One of those little planes interrupted the conversation, buzzing low overhead. They had to wait for it to go away before anyone could speak.
“So it’s good?” Peroni asked.
Zecchini pulled out his mobile phone. “It’s a start. Commissario Randazzo and I need to meet. Are you coming along?”
Costa shook his head, then glanced at his partner. “Gianni, you go. I’ve something to do.”

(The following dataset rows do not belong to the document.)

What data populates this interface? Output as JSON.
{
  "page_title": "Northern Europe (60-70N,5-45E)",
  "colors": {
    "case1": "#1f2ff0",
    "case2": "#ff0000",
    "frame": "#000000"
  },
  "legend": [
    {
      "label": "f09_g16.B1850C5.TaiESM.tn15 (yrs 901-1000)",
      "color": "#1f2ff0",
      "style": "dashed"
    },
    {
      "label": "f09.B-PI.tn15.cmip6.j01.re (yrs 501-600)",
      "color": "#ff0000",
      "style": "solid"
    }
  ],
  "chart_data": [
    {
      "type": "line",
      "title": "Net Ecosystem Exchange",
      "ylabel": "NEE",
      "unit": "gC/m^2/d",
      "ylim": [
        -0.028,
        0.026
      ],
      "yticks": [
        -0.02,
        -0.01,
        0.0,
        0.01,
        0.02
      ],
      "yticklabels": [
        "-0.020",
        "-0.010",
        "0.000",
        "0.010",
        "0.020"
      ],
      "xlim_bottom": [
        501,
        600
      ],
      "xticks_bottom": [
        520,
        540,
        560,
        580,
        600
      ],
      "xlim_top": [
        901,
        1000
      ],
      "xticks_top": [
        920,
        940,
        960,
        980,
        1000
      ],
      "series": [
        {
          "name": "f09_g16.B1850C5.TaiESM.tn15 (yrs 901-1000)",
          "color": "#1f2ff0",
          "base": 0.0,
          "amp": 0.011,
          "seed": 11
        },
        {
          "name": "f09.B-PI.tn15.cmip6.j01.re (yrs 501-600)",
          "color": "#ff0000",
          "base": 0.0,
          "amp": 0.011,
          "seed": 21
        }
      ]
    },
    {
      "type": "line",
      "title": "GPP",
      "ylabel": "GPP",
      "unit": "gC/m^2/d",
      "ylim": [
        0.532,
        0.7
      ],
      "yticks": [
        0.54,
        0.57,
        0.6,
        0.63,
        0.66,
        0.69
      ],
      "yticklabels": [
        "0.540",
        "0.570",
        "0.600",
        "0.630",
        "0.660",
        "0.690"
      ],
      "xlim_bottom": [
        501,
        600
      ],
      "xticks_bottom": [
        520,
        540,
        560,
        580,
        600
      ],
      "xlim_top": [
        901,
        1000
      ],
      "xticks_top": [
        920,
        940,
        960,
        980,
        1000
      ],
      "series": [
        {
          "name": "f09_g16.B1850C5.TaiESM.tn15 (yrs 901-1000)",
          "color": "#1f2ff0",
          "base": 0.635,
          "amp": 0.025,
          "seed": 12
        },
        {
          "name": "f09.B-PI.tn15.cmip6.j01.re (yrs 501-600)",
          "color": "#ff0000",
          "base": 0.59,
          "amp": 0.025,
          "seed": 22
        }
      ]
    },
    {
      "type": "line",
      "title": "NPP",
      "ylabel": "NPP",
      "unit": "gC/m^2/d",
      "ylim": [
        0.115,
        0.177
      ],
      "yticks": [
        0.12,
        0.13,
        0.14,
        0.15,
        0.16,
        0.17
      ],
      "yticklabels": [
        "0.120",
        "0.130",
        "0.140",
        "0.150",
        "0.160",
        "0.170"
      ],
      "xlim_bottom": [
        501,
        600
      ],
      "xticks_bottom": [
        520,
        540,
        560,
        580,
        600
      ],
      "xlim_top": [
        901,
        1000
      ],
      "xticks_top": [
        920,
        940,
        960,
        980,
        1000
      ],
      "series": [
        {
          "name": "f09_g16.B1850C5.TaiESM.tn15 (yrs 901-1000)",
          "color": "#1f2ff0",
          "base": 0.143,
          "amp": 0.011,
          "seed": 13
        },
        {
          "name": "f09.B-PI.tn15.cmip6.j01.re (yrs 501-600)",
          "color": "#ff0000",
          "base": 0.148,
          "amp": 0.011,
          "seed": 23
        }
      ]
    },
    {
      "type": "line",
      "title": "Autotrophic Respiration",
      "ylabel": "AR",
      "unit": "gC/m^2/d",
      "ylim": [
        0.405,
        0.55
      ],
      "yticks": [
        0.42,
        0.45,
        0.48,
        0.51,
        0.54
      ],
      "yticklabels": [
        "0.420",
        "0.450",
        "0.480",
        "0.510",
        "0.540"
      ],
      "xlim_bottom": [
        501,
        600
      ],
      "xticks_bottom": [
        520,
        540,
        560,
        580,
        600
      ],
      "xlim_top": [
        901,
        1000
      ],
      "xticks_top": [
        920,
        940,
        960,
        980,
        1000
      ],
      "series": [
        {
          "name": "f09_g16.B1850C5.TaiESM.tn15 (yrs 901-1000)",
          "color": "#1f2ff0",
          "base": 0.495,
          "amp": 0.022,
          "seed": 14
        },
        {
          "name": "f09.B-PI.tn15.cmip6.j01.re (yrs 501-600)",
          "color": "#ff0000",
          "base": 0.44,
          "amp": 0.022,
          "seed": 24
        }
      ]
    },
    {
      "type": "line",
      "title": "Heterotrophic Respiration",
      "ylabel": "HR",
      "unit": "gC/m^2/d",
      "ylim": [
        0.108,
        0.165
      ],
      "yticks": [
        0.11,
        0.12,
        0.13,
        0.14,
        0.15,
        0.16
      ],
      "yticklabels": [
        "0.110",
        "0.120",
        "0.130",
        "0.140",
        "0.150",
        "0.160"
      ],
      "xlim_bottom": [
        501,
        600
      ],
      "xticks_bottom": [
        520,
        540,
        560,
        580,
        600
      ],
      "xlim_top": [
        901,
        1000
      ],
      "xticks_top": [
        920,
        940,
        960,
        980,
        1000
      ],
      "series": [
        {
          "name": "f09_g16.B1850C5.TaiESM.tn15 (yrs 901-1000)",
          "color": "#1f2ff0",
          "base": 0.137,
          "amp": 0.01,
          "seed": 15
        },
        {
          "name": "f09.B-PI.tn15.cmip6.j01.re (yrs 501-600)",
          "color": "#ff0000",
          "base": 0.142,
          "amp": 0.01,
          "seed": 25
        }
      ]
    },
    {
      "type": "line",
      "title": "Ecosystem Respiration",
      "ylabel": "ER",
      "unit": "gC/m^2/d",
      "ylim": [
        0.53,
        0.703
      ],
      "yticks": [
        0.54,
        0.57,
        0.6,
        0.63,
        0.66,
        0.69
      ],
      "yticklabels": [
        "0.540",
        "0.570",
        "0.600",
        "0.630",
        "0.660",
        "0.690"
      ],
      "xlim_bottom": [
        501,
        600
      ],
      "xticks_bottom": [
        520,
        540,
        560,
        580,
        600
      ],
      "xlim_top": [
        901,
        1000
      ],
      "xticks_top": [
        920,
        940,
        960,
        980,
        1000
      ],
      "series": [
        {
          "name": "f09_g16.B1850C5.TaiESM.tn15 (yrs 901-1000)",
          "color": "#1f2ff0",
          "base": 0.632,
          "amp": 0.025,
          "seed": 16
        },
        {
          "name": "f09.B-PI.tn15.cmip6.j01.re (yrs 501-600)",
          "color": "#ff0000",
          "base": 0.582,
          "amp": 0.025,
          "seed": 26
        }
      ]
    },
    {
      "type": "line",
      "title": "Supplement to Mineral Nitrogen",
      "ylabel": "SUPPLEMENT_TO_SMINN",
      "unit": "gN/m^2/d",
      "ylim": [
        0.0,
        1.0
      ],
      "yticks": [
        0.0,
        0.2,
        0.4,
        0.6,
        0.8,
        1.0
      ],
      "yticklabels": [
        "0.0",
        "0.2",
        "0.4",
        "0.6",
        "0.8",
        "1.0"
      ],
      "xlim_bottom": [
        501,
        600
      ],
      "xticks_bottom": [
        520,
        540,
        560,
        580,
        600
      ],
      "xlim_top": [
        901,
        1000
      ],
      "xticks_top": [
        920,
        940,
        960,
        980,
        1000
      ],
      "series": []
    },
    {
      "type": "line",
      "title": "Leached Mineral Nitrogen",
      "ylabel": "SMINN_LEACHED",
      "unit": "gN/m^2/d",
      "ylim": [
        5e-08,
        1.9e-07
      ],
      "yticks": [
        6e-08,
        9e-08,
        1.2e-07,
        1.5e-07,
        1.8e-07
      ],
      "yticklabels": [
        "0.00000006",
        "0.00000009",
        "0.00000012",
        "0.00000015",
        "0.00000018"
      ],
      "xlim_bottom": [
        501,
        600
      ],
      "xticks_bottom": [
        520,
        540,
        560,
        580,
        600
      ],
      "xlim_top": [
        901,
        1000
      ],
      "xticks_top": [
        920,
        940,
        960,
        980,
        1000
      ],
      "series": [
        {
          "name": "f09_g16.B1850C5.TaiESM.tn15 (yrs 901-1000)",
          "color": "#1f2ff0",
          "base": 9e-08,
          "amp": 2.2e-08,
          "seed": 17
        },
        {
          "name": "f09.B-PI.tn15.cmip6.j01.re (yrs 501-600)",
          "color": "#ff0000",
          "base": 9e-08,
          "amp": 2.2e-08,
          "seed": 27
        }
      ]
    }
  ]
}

Peroni didn’t look too pleased. “Anyone I know? I don’t like being kept in the dark.”
“Just a couple of ghosts,” Costa replied, nodding towards the window and the blue sky beyond. “And maybe not even that.”
AS THE CARABINIERI WENT THROUGH COMMISSARIO Randazzo’s personal belongings in a mansion too big for a policeman, Emily Deacon sat on the deck of Hugo Massiter’s launch, picking at the remains of a late breakfast, shielded from the gaze of the tourists on the waterfront behind thick, smoked glass. She had waited for this opportunity. Massiter had left the vessel to revisit his lawyers, and declared he wouldn’t be returning until the afternoon. She could, he said, drop by if she wanted. It was an invitation she left open. There was work to do. The Croatian gangsters seemed to have departed en masse too. Now it was just her and the three Filipino women who cleaned and cooked and served, then retired to their quarters to await orders.
Evidence.
That was what Nic needed, needed it desperately. In any form she could find.
She stood up, brushed the crumbs of the morning cornetto off her tee-shirt, then rang for one of the Filipinos to come to clear up.
It was the youngest who arrived from the galley, dressed in white, dark hair tied back in a bun. A girl who looked no more than eighteen. Emily watched her with the unconcerned disdain she imagined was expected in the circumstances.
“What’s your name?” she asked in Italian.